L’existence des classes d’âge est un fait général et malgré des différences de détail, (quant au nombre précis de ces classes d’âge), on retrouve toujours les trois classes suivantes :

  1. 1re classe d’âge : de la naissance à six ans ou huit ans : pendant cette période, qui correspond à la première et deuxième enfances, c’est principalement la mère qui est chargée de l’éducation de l’enfant, qui se déroule donc dans le milieu familial, le père ayant peu de rapports avec les enfants au cours des premières années.
  2. 2e classe d’âge : de six à dix. Après six ans les enfants se séparent suivant le sexe, les garçons relevant des hommes et les filles des femmes. Les enfants prennent de plus en plus part au travail, mais une grande partie de leur temps est consacrée aux jeux entre fillettes ou garçons de la même classe d’âge. En pays musulman, les enfants vont à l’école coranique le matin et le soir, ce qui ne les empêche nullement de s’occuper d’autre chose le reste de la journée.
  3. 3e classe d’âge : de dix à quinze ans. Les enfants des deux sexes sont de plus en plus admis dans l’intimité des hommes et des femmes respectivement, et appelés à accomplir de plus en plus des travaux d’hommes ou de femmes, de manière de plus en plus complète. Une certaine autonomie (et aussi la responsabilité correspondante) leur est de plus en plus reconnue. Tous sont admis à assister de plus en plus aux diverses manifestations publiques, voient et entendent parler de choses quotidiennes. Ils mènent avec leurs collègues de même classe d’âge et de même sexe une vie collective qui resserre leur solidarité. Ils apprennent différents métiers, héréditaires ou non, soit dans leur famille, auprès du père ou d’un oncle, soit au sein de corporations professionnelles.

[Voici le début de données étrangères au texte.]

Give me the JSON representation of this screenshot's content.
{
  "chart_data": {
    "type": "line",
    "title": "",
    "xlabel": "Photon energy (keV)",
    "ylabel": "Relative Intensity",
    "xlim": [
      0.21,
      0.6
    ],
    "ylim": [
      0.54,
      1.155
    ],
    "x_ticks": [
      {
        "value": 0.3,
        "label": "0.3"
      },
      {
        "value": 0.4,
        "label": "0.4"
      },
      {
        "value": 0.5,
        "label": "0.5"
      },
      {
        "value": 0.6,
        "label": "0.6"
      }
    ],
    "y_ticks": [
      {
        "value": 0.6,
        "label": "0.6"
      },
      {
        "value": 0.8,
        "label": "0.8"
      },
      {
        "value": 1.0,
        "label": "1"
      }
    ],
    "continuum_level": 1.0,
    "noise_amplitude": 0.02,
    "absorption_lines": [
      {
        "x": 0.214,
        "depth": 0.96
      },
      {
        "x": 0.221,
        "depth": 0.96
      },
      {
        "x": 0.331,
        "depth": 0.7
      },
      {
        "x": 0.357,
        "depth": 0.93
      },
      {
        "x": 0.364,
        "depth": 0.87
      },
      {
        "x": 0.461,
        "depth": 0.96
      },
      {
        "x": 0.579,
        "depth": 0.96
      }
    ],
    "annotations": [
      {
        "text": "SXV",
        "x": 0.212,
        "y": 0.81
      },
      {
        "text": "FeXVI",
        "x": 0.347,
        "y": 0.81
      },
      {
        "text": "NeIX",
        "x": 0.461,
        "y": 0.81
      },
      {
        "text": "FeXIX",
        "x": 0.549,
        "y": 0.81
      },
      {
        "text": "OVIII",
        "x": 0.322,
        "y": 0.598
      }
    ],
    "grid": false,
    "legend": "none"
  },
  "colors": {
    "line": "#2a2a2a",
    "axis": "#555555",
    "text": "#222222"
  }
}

    L’initiation se place à partir de 15 à 16 ans. Elle revêt des formes variées selon les régions, selon que la collectivité est musulmane ou non. Elle correspond au passage de l’adolescence à l’âge adulte, au moment où le jeune, considéré jusque-là comme étant en dehors de la classe des adultes, y est admis. Elle est marquée chez les animistes par des cérémonies rituelles et collectives, chez certaines collectivités islamisées par le mariage du jeune homme, accompagné d’ailleurs aussi d’un cérémonial particulier.
    En général, la circoncision a lieu dans le cadre de l’initiation et, pour les musulmans, elle peut constituer l’essentiel de la cérémonie. Les jeunes gens vivent isolés et en groupe (30 à 40) sous la surveillance d’anciens qui les soignent, les instruisent. Ils se livrent à des exercices physiques d’endurance, d’assouplissement, à des danses, des jeux divers. Ils développent l’esprit de camaraderie et la solidarité entre eux.
    Au début et à la fin, des cérémonies grandioses marquent cet épisode important de la vie des adolescents qui sont revêtus de costumes spéciaux. Les jeunes gens sortent de l’initiation devenus hommes, donc admis à participer plus pleinement à la vie et aux activités sociales des adultes. En général, le jeune homme est prêt à se voir choisir par ses parents sa première femme, et après son mariage qui suivra, il prendra une part plus entière à la vie de la collectivité.